Posté le 18.12.2006 par clameurs
Déjà trois jours que J. attend son appel. Il ne sait plus que faire. Son esprit semble se vider lentement pour faire place à une sourde douleur. Ses tripes n’arrêtent pas d’émettre des borborygmes rocailleux. Plus de sommeil depuis des mois.
Ah, elle était toujours aimable, et parfois même souriante, mais la distance entre eux n’avait jamais été si désespérément immense.
J. tourne dans son crâne les dernières phrases de celle qui, il y a maintenant dix-huit mois, lui a signifié qu’aucun avenir commun n’était possible.
Qu’il y aurait toujours entre eux le « marquis » comme elle continuait à l’appeler. Cet homme, elle l’avait passionnément aimé et impitoyablement humilié.
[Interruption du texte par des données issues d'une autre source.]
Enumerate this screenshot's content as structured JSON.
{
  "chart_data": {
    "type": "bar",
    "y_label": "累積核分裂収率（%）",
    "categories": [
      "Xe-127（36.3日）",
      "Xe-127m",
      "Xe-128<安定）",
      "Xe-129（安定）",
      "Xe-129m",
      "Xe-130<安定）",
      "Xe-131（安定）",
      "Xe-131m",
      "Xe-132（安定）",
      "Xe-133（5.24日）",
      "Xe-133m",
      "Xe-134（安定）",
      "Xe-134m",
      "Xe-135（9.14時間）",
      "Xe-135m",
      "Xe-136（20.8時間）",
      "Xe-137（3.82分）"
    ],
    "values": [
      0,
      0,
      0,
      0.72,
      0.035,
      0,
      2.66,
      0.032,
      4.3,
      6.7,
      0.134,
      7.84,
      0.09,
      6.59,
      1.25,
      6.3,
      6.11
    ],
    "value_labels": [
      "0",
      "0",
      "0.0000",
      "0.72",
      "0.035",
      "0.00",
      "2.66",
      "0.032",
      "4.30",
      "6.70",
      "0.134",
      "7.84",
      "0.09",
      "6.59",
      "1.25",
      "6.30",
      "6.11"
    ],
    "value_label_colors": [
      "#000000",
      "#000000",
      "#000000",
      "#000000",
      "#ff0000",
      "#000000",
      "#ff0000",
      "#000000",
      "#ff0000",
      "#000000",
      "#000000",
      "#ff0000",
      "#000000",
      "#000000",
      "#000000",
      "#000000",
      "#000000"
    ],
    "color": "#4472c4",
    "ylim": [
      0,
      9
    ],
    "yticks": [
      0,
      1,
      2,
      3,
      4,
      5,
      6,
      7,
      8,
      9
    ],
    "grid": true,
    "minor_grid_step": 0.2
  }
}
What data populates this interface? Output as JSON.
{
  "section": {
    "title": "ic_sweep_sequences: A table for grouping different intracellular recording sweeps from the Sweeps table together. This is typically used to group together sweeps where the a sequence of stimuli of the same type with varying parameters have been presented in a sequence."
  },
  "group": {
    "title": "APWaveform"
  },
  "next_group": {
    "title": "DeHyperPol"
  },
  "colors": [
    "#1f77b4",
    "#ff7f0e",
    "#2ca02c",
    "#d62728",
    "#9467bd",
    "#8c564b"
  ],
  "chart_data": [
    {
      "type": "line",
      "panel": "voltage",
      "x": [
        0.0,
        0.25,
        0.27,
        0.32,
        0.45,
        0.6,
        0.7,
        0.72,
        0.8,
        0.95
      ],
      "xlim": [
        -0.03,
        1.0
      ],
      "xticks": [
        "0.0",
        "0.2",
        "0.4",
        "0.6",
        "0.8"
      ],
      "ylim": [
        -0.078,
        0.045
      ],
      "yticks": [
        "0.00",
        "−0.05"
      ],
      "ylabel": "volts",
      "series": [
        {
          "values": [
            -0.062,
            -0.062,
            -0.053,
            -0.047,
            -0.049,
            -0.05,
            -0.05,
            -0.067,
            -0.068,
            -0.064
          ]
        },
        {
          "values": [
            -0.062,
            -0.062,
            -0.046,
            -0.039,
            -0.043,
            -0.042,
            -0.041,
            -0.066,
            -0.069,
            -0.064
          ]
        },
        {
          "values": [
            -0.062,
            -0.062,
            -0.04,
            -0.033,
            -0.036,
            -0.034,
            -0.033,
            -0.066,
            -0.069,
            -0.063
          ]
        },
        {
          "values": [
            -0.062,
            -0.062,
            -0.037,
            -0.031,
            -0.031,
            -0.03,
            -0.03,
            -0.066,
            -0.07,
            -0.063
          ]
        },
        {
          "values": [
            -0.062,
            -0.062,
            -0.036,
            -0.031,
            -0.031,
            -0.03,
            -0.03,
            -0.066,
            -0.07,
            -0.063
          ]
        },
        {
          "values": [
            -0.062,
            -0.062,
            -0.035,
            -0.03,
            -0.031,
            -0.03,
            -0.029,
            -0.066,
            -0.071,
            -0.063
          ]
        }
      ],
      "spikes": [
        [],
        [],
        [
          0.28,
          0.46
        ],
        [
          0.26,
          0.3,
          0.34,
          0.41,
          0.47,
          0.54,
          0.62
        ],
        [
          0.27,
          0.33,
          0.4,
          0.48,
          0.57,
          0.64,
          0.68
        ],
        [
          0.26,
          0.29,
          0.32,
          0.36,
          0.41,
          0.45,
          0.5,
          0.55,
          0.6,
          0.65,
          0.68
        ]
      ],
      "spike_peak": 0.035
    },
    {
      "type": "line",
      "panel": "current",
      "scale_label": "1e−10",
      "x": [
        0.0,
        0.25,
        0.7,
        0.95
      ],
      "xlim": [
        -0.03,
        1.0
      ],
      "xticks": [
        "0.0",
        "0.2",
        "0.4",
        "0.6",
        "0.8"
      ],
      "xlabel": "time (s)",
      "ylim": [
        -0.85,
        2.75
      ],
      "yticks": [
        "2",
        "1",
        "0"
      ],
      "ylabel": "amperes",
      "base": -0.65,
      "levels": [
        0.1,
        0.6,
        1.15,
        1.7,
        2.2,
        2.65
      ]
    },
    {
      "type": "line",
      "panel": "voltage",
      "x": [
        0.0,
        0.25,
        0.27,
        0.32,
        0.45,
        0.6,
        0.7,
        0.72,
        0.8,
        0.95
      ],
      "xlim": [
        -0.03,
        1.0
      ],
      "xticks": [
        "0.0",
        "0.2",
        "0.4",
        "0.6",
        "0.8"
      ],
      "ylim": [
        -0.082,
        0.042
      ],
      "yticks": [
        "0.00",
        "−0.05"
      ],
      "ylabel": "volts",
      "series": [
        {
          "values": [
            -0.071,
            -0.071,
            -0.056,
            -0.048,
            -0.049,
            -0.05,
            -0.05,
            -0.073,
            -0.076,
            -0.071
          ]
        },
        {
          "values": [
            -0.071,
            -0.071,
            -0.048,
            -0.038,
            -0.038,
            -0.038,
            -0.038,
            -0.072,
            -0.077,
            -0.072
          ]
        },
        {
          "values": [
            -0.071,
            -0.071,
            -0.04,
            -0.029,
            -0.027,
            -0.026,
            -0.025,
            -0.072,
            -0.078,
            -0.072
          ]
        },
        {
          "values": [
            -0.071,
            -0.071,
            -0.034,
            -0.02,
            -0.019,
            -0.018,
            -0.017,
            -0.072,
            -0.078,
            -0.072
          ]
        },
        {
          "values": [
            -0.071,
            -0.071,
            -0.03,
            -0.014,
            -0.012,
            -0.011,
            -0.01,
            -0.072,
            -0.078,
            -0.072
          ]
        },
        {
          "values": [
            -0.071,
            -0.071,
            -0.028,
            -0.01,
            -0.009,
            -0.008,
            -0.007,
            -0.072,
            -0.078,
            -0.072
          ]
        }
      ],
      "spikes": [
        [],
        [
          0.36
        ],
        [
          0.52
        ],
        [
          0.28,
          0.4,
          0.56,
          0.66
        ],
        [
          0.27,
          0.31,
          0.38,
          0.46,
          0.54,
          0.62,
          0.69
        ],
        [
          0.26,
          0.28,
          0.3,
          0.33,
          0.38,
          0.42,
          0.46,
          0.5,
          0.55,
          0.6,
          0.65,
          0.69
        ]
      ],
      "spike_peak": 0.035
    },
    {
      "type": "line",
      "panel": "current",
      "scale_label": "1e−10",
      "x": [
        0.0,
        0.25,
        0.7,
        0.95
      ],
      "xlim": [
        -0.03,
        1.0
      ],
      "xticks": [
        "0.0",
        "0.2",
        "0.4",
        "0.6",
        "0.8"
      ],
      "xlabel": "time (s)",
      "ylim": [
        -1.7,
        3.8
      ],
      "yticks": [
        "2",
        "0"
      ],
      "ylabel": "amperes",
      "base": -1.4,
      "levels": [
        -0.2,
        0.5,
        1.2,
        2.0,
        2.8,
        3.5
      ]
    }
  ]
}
Et ce cadavre dans le placard l’empêchait à jamais de renouer des relations normales avec un autre.
Normal, normal, ce mot continuait à résonner : qu’est-ce donc que des relations normales entre deux êtres dont l’un s’est volontairement fait prisonnier de l’autre ?
Et si encore J. pouvait combattre l’autre, ce marquis inaccessible.
J. connaissait Edith depuis plusieurs années. Des relations « normales » de travail. Ils avaient eu à régler ensemble quelques cas difficiles et J. avait su faire apprécier son sens humain et sa générosité à Edith. Il lui avait toujours trouvé un charme carré, accentué par des tenues invariablement classiques. Edith n’était ni grande ni petite. Son sourire n’était pas rare, mais empreint d’une espèce de retenue froide assez désarmante.
Et un jour il l’avait croisée dans un couloir marchant comme un zombi. Et après quelques salutations d'usage entre eux, elle lui avait demandé de venir la voir dans son bureau. Là elle s’était effondrée. Son ami venait de se suicider. Plus de sourire froid, mais des yeux de chien battu, des traits ravagés par le souffrance.
Et un appel à l’aide : je ne peux pas rester seule ce soir !
Et J. était allé la voir, l’avait écouté parler de son « marquis », qui venait si brutalement, si inexorablement de rompre.
Et puis après l’écoute, il y avait eu les premiers gestes de réconfort. Elle lui avait demandé une nuit de présence, de chaleur. Et quelques jours après, cette chaleur s’était transformée en des étreintes. Et en quelques mois de relations amoureuses.
J. repasse ces épisodes, revient sur tous ces moments d’abord heureux, puis de doute, puis épouvantables quand il s’était aperçu qu’elle invitait d’autres hommes chez elle et surtout qu’elle ne voulait plus de lui.
J. a ce matin feuilleté le dernier annuaire du téléphone et machinalement il l’a ouvert à la petite ville où le « marquis » avait résidé. Et cherché son nom. Et trouvé son nom au « marquis ».
Aurait-il encore de la famille là-bas ?
J. prend le téléphone, forme le numéro. Une voix bien timbrée, chaude lui répond : « Marc Ister, à l’appareil. »
J. raccroche.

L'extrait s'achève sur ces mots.